Oblivion, obliterate…

What great words! Both go back to the Latin ob-litera – literally, to cover over a letter (with ink, presumably – as we might do today when blacking out a sentence with a marker). Both words are also associated with the idea of being forgotten. To obliterate is to erase from memory.

I myself associate the words first and foremost with – not surprisingly -- drugs and drinking. To get obliterated, to me, means to get so intoxicated by whatever substance one is taking that one is no longer there. Take the right drug and boom! You’re history.



Why on earth would someone WANT such an experience? After all, to be blacked out, erased, forgotten, is terrifying. Psychologists tell us that most – or all – of the things people do in life are aimed, consciously or unconsciously, at preserving our sense of who we are, at keeping ourselves from being erased from the world. If being erased is the one thing we all – secretly or openly – most fear, why do addicts like me have such a deep longing for precisely that experience?

I suspect it’s because what we really crave is PARTIAL obliteration. The part of me that I want wiped out is the part that is plagued by anxiety and consumed with desire; the part that is never satisfied with what it has or with where it is in life; the part that always feels empty and imperiled.

I want to wipe this part of myself off the stage because deep down, I’m well aware of the fact that this part isn’t the real me. And that it’s only when this part is gone – or at least momentarily bound and gagged – that the real me, my better self, can come into the picture.

Poets, of course, have been writing about this experience for centuries. My favorite lines on the subject were written by the twentieth-century Spanish poet Juan Ramon Jiminez (translated, here, by Robert Bly).

I am not I.
I am this one
Walking beside me whom I do not see,
Whom at times I manage to visit,
And whom at other times I forget;
The one who remains silent when I talk,
The one who forgives, sweet, when I hate,
The one who takes a walk where I am not,
The one who will remain standing when I die.
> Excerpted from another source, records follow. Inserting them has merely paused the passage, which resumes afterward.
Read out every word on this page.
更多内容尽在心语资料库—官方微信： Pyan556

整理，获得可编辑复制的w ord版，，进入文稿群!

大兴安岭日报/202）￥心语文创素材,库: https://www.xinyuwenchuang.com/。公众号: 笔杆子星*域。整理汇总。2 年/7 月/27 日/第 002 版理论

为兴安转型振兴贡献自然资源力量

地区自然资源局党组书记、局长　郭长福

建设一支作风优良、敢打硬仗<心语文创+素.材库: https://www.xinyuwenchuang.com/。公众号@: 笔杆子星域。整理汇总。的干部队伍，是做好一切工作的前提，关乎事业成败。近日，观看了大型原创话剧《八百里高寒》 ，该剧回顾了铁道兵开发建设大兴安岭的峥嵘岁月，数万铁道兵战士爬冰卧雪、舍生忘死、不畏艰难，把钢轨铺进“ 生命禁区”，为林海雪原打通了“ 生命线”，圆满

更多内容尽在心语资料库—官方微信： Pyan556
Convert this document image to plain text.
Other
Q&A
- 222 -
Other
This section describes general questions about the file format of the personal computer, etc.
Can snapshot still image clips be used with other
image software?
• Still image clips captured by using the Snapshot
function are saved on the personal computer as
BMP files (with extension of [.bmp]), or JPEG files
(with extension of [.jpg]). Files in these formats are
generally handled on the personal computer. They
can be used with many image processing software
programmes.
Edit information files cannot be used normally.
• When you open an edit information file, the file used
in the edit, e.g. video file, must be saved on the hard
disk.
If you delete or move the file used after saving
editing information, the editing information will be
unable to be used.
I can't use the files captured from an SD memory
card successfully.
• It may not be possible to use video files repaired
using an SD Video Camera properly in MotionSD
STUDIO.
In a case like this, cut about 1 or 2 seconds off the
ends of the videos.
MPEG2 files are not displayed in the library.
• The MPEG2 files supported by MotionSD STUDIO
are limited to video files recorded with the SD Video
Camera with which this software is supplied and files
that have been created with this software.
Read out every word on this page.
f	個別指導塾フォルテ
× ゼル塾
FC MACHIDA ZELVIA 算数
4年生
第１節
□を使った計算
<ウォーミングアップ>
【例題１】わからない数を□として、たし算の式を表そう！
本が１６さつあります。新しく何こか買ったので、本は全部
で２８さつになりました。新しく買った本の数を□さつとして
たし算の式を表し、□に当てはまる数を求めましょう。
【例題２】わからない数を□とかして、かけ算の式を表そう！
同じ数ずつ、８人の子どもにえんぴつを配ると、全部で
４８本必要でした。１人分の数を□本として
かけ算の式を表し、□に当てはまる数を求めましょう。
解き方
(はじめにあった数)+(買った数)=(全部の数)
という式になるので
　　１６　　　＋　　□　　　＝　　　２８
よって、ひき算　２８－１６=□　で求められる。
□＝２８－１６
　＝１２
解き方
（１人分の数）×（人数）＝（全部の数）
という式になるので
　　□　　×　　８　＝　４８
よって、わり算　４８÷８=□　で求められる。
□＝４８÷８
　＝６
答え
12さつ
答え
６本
I used to have a junkie friend who told me that when he shot up a speedball – a mix, that is, of coke and heroin – the feeling he got was like that of being run over by a train. POW! And he was gone. Or rather, gone and not gone. The anxieties, the desires, the endless noise of the smaller self were gone, because that self had been temporarily run over.

Of course, this kind of experience, ecstatically pleasurable as it is in the short term, is a disaster in the long run. Blasting the smaller self off the stage with the aid of drugs and drink is like dynamiting for fish. It works great the first couple of times. But before too long, there aren’t any fish left in the water. Everything’s dead.

Not that you can kill off the larger self. That – at least if you listen to the poets and mystics – is impossible. But you CAN fall so out of contact with it that you might as well not have one at all.

That, if you ask me, is the feeling of late-stage addiction. When I walk past a drunk or a junkie in the street these days (not an infrequent occurrence in New York City), I often feel like I can actually SEE this condition – this absence of spirit. The person has been spiritually dynamiting himself for so long that he or she really has become a body and nothing more. To quote another poet – Dante this time – these people have “died as men before their bodies died.”

All of this has a lot to do, I suspect, with why so many spiritual teachers down through the ages are so fond not only of fishing analogies, but gardening ones as well. Spiritual growth is about cultivating the good plants – our true and authentic qualities -- and weeding out the bad – our shallow, inauthentic ones. But separating the two – as any gardener knows – isn’t easy. To do it right, you have to get down on the ground and get your hands dirty, working row by row, plant by plant.

Total obliteration just isn't an option.